A major part of the plot involves the Malazan 14th army following the remaining force of Sha’ik’s rebellion, who have fled to Y’Ghatan. Y’Ghatan holds a lot of history with the Malazans, especially with Fiddler (who is still going by Strings though everyone knows who he is). The fight inside Y’Ghatan is super violent and terrifying, but it’s where the Malazan 14th army picks up the name The Bonehunters. There is also an especially brutal escape from Y’Ghatan by a small sect of the army.
“Never, dear gods. Never mess with mortals.”
Aside from all that happens in Y’Ghatan, much of this book is really to push the Crippled God plot forward.
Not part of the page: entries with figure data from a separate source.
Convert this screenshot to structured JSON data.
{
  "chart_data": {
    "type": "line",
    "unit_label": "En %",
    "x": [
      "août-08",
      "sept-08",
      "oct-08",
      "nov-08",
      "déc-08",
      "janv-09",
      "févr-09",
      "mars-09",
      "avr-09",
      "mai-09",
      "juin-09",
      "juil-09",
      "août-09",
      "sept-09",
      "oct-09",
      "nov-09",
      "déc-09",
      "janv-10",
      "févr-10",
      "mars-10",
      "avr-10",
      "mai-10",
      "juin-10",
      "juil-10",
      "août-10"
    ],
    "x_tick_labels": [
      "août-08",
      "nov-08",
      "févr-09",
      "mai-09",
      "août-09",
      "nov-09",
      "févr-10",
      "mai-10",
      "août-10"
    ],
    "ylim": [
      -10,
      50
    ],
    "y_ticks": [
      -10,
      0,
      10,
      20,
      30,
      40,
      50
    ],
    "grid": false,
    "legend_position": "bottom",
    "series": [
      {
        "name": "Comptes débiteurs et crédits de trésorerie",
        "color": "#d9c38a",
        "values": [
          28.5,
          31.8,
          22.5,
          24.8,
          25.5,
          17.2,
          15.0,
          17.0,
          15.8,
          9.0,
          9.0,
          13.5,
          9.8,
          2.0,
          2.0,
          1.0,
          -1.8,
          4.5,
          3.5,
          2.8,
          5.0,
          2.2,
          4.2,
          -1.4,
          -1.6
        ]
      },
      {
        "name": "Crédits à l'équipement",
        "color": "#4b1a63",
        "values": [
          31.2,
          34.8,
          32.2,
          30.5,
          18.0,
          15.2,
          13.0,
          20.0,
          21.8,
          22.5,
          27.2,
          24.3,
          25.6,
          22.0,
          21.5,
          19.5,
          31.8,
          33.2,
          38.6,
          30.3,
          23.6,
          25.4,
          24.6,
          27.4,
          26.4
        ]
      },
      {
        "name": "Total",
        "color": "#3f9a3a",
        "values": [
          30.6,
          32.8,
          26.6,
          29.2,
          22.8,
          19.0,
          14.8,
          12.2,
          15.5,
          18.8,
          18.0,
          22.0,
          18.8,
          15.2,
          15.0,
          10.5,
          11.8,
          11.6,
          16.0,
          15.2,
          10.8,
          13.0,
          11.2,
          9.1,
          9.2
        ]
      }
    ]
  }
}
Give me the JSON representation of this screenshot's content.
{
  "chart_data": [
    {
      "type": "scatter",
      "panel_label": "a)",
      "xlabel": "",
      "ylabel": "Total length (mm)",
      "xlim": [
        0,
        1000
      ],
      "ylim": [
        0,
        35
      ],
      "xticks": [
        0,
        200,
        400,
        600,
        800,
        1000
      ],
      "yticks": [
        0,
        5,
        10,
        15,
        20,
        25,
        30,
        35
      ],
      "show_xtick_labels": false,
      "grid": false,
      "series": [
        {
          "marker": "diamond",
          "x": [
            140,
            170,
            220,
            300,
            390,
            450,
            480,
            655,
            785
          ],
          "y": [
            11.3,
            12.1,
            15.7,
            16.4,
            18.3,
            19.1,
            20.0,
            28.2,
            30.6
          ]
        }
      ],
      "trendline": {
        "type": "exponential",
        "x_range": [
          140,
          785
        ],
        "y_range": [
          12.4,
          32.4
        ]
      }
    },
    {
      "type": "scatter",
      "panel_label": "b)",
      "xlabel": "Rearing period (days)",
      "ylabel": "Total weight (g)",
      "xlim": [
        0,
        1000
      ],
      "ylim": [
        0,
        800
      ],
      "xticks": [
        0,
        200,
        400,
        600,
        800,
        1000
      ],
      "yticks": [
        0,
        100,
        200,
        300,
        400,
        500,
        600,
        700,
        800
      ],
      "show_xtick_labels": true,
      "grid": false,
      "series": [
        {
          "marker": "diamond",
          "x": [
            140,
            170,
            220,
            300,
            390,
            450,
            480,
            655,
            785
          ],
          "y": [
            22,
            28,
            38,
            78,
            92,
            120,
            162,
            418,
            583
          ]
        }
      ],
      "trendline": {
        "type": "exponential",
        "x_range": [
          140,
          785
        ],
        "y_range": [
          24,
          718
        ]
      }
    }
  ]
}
The first five books in this series really help to set the stage for the later books, and give you a pretty good understanding of how the world works, but it’s with The Bonehunters that starts shaping the story of the final books. It’s not the best or most entertaining book of the series, but it’s an important story that helps to shape what’s to come.
“He lifted up another card and set it down before him. ‘Priest of Life, hah, now that’s a good one. Game’s done.’
‘Who wins?’ the Adjunct, her face pale as candlewax, asked in a whisper.
‘Nobody,’ Fiddler replied. ‘That’s Life for you.’ He suddenly rose, tottered, then staggered for the door.”